Each house has its own smell. The smell of Heaven to me
Intoxicates and haunts – and hurts. Who would not be
God’s liveried servant here, the slave of His behest,
Rather than reign outside? I like good things the best,
Fair things, things innocent; and gladly, if He willed,
Would enter His Saints’ kingdom – even as a little child (laughs).
I have come to make my peace, to crave a full “amaun,”
Peace, pardon, reconcilement, truce to our daggers-drawn,
Which have so long distraught the fair wise Universe,
An end to my rebellion and the mortal curse
Of always evil-doing. He will mayhap agree
I was less wholly wrong about Humanity
The day I dared to warn His wisdom of that flaw.
It was at least the truth, the whole truth I foresaw
When he must needs create that simian “in His own
Image and likeness.” Faugh! the unseemly carrion!
I claim a new revision and with proofs in hand,
No Job now in my path to foil me and withstand.
Oh, I will serve Him well!
(Certain Angels approach). But who are these that come
With their grieved faces pale and eyes of martyrdom?
Not our good Sons of God?

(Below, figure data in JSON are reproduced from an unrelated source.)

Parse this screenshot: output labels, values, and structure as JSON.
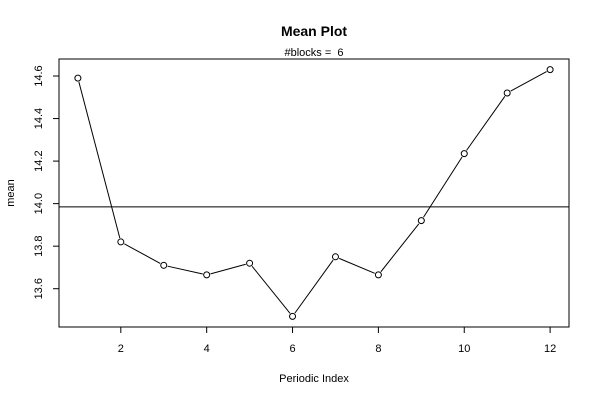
{
  "chart_data": {
    "type": "line",
    "title": "Mean Plot",
    "subtitle": "#blocks =  6",
    "xlabel": "Periodic Index",
    "ylabel": "mean",
    "x": [
      1,
      2,
      3,
      4,
      5,
      6,
      7,
      8,
      9,
      10,
      11,
      12
    ],
    "values": [
      14.59,
      13.82,
      13.71,
      13.665,
      13.72,
      13.47,
      13.75,
      13.665,
      13.92,
      14.235,
      14.52,
      14.63
    ],
    "reference_line": 13.985,
    "xlim": [
      0.56,
      12.44
    ],
    "ylim": [
      13.42,
      14.68
    ],
    "x_ticks": [
      2,
      4,
      6,
      8,
      10,
      12
    ],
    "y_ticks": [
      13.6,
      13.8,
      14.0,
      14.2,
      14.4,
      14.6
    ],
    "grid": false,
    "legend": "none",
    "line_color": "#000000",
    "marker": "open-circle"
  }
}
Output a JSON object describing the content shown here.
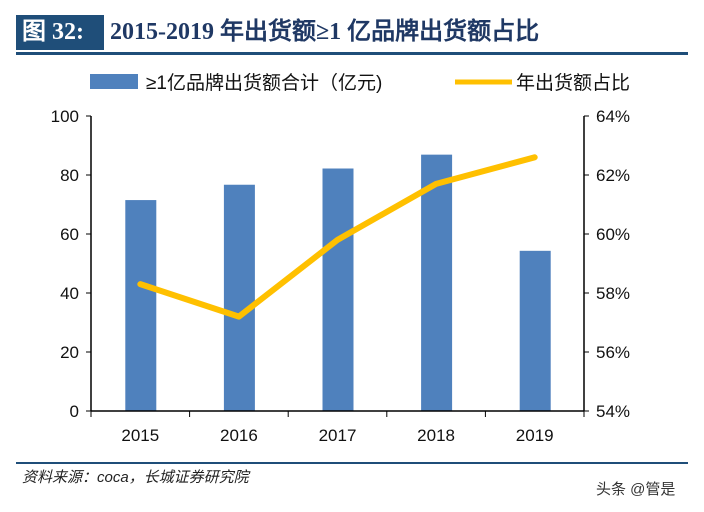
{
  "header": {
    "figure_label": "图 32:",
    "title": "2015-2019 年出货额≥1 亿品牌出货额占比"
  },
  "chart_data": {
    "type": "bar+line",
    "categories": [
      "2015",
      "2016",
      "2017",
      "2018",
      "2019"
    ],
    "series": [
      {
        "name": "≥1亿品牌出货额合计（亿元)",
        "type": "bar",
        "axis": "left",
        "color": "#4f81bd",
        "values": [
          71.5,
          76.7,
          82.2,
          86.9,
          54.3
        ]
      },
      {
        "name": "年出货额占比",
        "type": "line",
        "axis": "right",
        "color": "#ffc000",
        "values": [
          58.3,
          57.2,
          59.8,
          61.7,
          62.6
        ]
      }
    ],
    "left_axis": {
      "ylim": [
        0,
        100
      ],
      "ticks": [
        "0",
        "20",
        "40",
        "60",
        "80",
        "100"
      ]
    },
    "right_axis": {
      "ylim": [
        54,
        64
      ],
      "ticks": [
        "54%",
        "56%",
        "58%",
        "60%",
        "62%",
        "64%"
      ]
    },
    "legend": "top",
    "grid": false
  },
  "footer": {
    "source": "资料来源：coca，长城证券研究院",
    "watermark": "头条 @管是"
  }
}
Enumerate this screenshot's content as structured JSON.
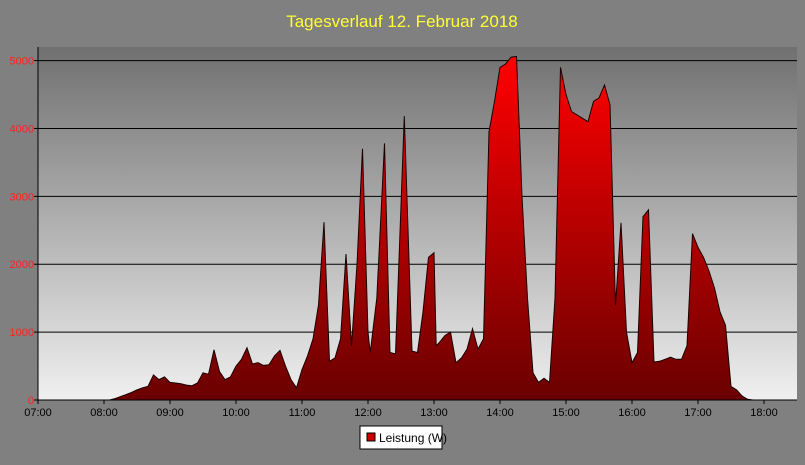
{
  "chart_data": {
    "type": "area",
    "title": "Tagesverlauf 12. Februar 2018",
    "xlabel": "",
    "ylabel": "",
    "x_ticks": [
      "07:00",
      "08:00",
      "09:00",
      "10:00",
      "11:00",
      "12:00",
      "13:00",
      "14:00",
      "15:00",
      "16:00",
      "17:00",
      "18:00"
    ],
    "y_ticks": [
      "0",
      "1000",
      "2000",
      "3000",
      "4000",
      "5000"
    ],
    "xlim": [
      "07:00",
      "18:30"
    ],
    "ylim": [
      0,
      5200
    ],
    "grid": true,
    "legend_position": "bottom-center",
    "colors": {
      "background": "#808080",
      "plot_top": "#707070",
      "plot_bottom": "#f0f0f0",
      "fill_top": "#ff0000",
      "fill_bottom": "#6a0000",
      "line": "#1a0000",
      "title": "#ffff33",
      "y_tick_label": "#ff2020",
      "grid": "#000000"
    },
    "series": [
      {
        "name": "Leistung (W)",
        "points": [
          [
            "07:00",
            0
          ],
          [
            "08:00",
            0
          ],
          [
            "08:05",
            0
          ],
          [
            "08:10",
            20
          ],
          [
            "08:15",
            50
          ],
          [
            "08:20",
            80
          ],
          [
            "08:25",
            110
          ],
          [
            "08:30",
            150
          ],
          [
            "08:35",
            180
          ],
          [
            "08:40",
            200
          ],
          [
            "08:45",
            370
          ],
          [
            "08:50",
            300
          ],
          [
            "08:55",
            340
          ],
          [
            "09:00",
            260
          ],
          [
            "09:05",
            250
          ],
          [
            "09:10",
            240
          ],
          [
            "09:15",
            220
          ],
          [
            "09:20",
            210
          ],
          [
            "09:25",
            250
          ],
          [
            "09:30",
            400
          ],
          [
            "09:35",
            380
          ],
          [
            "09:40",
            740
          ],
          [
            "09:45",
            420
          ],
          [
            "09:50",
            300
          ],
          [
            "09:55",
            340
          ],
          [
            "10:00",
            500
          ],
          [
            "10:05",
            600
          ],
          [
            "10:10",
            770
          ],
          [
            "10:15",
            530
          ],
          [
            "10:20",
            550
          ],
          [
            "10:25",
            510
          ],
          [
            "10:30",
            520
          ],
          [
            "10:35",
            650
          ],
          [
            "10:40",
            730
          ],
          [
            "10:45",
            500
          ],
          [
            "10:50",
            300
          ],
          [
            "10:55",
            180
          ],
          [
            "11:00",
            450
          ],
          [
            "11:05",
            650
          ],
          [
            "11:10",
            900
          ],
          [
            "11:15",
            1400
          ],
          [
            "11:20",
            2620
          ],
          [
            "11:25",
            570
          ],
          [
            "11:30",
            620
          ],
          [
            "11:35",
            900
          ],
          [
            "11:40",
            2150
          ],
          [
            "11:45",
            800
          ],
          [
            "11:50",
            2000
          ],
          [
            "11:55",
            3700
          ],
          [
            "12:00",
            1000
          ],
          [
            "12:02",
            700
          ],
          [
            "12:08",
            1500
          ],
          [
            "12:15",
            3780
          ],
          [
            "12:20",
            700
          ],
          [
            "12:25",
            680
          ],
          [
            "12:33",
            4180
          ],
          [
            "12:40",
            720
          ],
          [
            "12:45",
            700
          ],
          [
            "12:50",
            1300
          ],
          [
            "12:55",
            2100
          ],
          [
            "13:00",
            2170
          ],
          [
            "13:02",
            800
          ],
          [
            "13:05",
            850
          ],
          [
            "13:10",
            950
          ],
          [
            "13:15",
            1000
          ],
          [
            "13:20",
            550
          ],
          [
            "13:25",
            620
          ],
          [
            "13:30",
            750
          ],
          [
            "13:35",
            1050
          ],
          [
            "13:40",
            750
          ],
          [
            "13:45",
            900
          ],
          [
            "13:50",
            3950
          ],
          [
            "13:55",
            4400
          ],
          [
            "14:00",
            4900
          ],
          [
            "14:05",
            4950
          ],
          [
            "14:10",
            5050
          ],
          [
            "14:15",
            5060
          ],
          [
            "14:20",
            3000
          ],
          [
            "14:25",
            1500
          ],
          [
            "14:30",
            400
          ],
          [
            "14:35",
            260
          ],
          [
            "14:40",
            320
          ],
          [
            "14:45",
            260
          ],
          [
            "14:50",
            1500
          ],
          [
            "14:55",
            4900
          ],
          [
            "15:00",
            4500
          ],
          [
            "15:05",
            4250
          ],
          [
            "15:10",
            4200
          ],
          [
            "15:15",
            4150
          ],
          [
            "15:20",
            4100
          ],
          [
            "15:25",
            4400
          ],
          [
            "15:30",
            4450
          ],
          [
            "15:35",
            4640
          ],
          [
            "15:40",
            4350
          ],
          [
            "15:45",
            1400
          ],
          [
            "15:50",
            2610
          ],
          [
            "15:55",
            1000
          ],
          [
            "16:00",
            550
          ],
          [
            "16:05",
            700
          ],
          [
            "16:10",
            2700
          ],
          [
            "16:15",
            2800
          ],
          [
            "16:20",
            560
          ],
          [
            "16:25",
            570
          ],
          [
            "16:30",
            600
          ],
          [
            "16:35",
            630
          ],
          [
            "16:40",
            600
          ],
          [
            "16:45",
            600
          ],
          [
            "16:50",
            800
          ],
          [
            "16:55",
            2450
          ],
          [
            "17:00",
            2250
          ],
          [
            "17:05",
            2100
          ],
          [
            "17:10",
            1900
          ],
          [
            "17:15",
            1650
          ],
          [
            "17:20",
            1300
          ],
          [
            "17:25",
            1100
          ],
          [
            "17:30",
            200
          ],
          [
            "17:35",
            150
          ],
          [
            "17:40",
            60
          ],
          [
            "17:45",
            10
          ],
          [
            "17:50",
            0
          ],
          [
            "18:30",
            0
          ]
        ]
      }
    ]
  }
}
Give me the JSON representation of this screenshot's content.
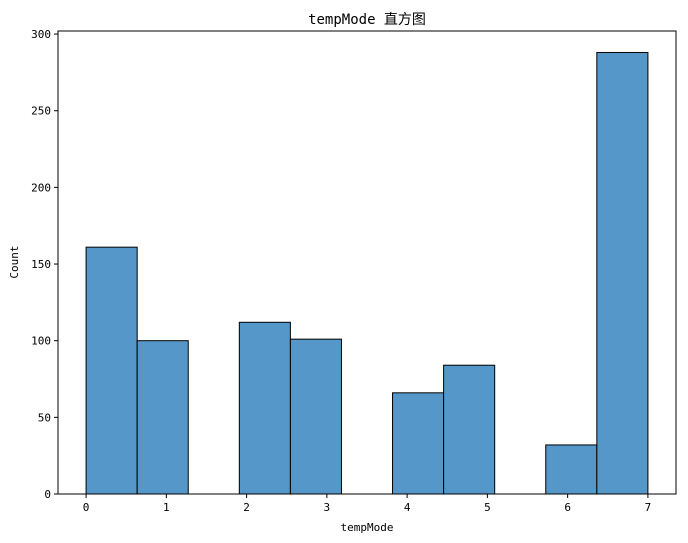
{
  "chart_data": {
    "type": "bar",
    "title": "tempMode 直方图",
    "xlabel": "tempMode",
    "ylabel": "Count",
    "xlim": [
      -0.35,
      7.35
    ],
    "ylim": [
      0,
      302
    ],
    "xticks": [
      0,
      1,
      2,
      3,
      4,
      5,
      6,
      7
    ],
    "yticks": [
      0,
      50,
      100,
      150,
      200,
      250,
      300
    ],
    "bin_edges": [
      0,
      0.6364,
      1.2727,
      1.9091,
      2.5455,
      3.1818,
      3.8182,
      4.4545,
      5.0909,
      5.7273,
      6.3636,
      7
    ],
    "values": [
      161,
      100,
      0,
      112,
      101,
      0,
      66,
      84,
      0,
      32,
      288
    ],
    "bar_color": "#5497c8",
    "edge_color": "#000000",
    "grid": false
  }
}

They stop, gesticulate,
Argue apart, some weep, – weep, here within Heaven’s gate!
Sob almost in God’s sight! ay, real salt human tears,
Such as no Spirit wept these thrice three thousand years.
The last shed were my own, that night of reprobation
When I unsheathed my sword and headed the lost nation.
Since then not one of them has spoken above his breath
Or whispered in these courts one word of life or death
Displeasing to the Lord. No Seraph of them all,
Save I this day each year, has dared to cross Heaven’s hall
And give voice to ill news, an unwelcome truth to Him.
Not Michael’s self hath dared, prince of the Seraphim.
Yet all now wail aloud. What ails ye, brethren? Speak!
Are ye too in rebellion?
Satan, no. But weak
With our long earthly toil, the unthankful care of Man.
Ye have in truth good cause.
And we would know God’s plan,
His true thought for the world, the wherefore and the why
Of His long patience mocked, His name in jeopardy.
We have no heart to serve without instructions new.
Ye have made a late discovery.
There is no rain, no dew,
No watering of God’s grace that can make green Man’s heart,
Or draw him nearer Heaven to play a godlier part.